Com o blockchain e as criptomoedas, os bancos perdem poder, diz o economista, o que pode ser tanto positivo, quanto negativo, do ponto de vista social. Isso facilita, por exemplo, crimes como evasão de divisas.

Por fim, Gene Fama é perguntado sobre o que o governo deveria fazer com relação às criptomoedas, se esse mercado deveria ser regulado ou se a teoria do livre mercado continua valendo neste caso. O economista pondera que, caso haja, de fato, uma bolha, os investidores de cripto que perderem seu dinheiro quando a bolha explodir acabarão recorrendo ao governo para evitar uma falência.
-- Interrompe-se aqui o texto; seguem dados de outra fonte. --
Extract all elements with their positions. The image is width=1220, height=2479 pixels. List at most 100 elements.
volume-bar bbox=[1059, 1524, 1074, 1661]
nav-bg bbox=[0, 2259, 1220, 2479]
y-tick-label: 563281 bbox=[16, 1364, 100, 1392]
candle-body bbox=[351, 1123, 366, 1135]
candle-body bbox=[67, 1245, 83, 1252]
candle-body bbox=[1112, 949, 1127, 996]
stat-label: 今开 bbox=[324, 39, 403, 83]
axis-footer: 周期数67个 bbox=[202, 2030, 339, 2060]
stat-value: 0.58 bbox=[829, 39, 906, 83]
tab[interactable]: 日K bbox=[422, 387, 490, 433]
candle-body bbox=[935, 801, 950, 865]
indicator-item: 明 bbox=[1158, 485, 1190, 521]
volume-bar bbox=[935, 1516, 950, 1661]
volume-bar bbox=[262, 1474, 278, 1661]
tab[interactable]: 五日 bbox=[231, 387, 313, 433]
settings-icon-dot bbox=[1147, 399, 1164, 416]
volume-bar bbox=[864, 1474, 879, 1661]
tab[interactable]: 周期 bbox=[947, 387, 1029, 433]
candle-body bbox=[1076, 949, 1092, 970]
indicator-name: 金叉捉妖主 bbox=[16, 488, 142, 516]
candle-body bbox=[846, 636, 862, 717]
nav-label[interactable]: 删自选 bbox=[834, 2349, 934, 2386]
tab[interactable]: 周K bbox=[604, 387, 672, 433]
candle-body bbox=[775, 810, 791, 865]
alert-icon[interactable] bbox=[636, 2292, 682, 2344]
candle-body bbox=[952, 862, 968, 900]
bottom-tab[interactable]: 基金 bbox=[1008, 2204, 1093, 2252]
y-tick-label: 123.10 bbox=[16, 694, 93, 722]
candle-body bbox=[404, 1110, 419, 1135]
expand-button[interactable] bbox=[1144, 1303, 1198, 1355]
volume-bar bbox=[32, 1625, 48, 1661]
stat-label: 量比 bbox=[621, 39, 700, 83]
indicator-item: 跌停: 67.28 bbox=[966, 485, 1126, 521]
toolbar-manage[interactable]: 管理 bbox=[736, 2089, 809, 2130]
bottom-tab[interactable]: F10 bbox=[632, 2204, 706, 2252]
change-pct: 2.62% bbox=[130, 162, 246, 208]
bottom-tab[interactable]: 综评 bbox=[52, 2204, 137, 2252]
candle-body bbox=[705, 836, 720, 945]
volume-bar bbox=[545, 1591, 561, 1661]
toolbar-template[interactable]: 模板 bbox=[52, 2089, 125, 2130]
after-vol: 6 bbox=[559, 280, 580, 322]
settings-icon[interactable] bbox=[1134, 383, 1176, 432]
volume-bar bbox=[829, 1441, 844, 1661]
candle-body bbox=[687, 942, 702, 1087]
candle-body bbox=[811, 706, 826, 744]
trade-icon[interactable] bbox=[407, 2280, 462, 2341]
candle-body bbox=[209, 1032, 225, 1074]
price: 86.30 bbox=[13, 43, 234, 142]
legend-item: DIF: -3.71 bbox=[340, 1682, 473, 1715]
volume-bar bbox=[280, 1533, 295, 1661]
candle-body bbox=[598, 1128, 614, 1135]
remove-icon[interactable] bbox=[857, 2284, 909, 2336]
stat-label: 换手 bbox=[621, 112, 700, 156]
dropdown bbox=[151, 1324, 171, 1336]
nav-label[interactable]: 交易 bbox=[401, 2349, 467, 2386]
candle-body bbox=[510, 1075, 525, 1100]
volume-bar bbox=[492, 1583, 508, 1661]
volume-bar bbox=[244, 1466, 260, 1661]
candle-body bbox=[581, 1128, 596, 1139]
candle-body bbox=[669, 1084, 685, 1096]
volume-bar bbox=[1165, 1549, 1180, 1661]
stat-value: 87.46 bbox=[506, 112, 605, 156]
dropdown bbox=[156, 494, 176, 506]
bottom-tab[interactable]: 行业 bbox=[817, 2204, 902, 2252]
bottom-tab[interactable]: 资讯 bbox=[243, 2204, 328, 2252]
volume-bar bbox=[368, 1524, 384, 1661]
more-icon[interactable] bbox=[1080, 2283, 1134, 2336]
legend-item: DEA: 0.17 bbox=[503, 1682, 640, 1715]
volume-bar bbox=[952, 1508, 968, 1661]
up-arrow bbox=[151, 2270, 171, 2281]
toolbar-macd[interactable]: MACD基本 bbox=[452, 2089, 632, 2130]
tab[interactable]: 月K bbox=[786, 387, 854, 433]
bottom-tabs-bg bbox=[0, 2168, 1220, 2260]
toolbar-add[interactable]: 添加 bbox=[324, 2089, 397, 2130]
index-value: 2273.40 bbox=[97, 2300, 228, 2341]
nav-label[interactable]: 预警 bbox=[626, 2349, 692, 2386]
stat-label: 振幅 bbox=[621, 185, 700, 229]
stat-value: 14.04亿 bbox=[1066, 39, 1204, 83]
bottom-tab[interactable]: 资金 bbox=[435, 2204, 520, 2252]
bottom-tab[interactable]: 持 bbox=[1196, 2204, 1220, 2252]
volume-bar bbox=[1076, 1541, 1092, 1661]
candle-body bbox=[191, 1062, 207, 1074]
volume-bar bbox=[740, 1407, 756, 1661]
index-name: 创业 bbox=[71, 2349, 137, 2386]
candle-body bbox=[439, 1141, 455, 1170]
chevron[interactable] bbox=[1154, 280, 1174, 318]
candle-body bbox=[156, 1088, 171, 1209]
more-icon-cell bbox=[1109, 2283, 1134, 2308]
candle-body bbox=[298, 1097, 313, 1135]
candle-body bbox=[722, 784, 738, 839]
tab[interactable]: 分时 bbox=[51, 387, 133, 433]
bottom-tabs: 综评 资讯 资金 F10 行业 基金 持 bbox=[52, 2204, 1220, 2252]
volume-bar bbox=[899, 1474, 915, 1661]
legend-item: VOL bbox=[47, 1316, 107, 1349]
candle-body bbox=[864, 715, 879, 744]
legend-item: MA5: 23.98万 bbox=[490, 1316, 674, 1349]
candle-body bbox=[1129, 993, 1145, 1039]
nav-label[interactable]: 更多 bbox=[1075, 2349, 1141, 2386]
“Então, se você é um libertário, como eu sou, você diz que o governo nunca deveria fazer nada. Mas se o governo vai fazer algo depois do fato, então você tem que resolver o problema de trás para frente e decidir o que vai fazer antes do fato para minimizar o custo de fazer isso. E não sei o que é isso neste momento. Isso significa que você deve começar a impor regras sobre o Bitcoin e como ele é negociado? Talvez essa seja a direção que você terá que seguir”, diz.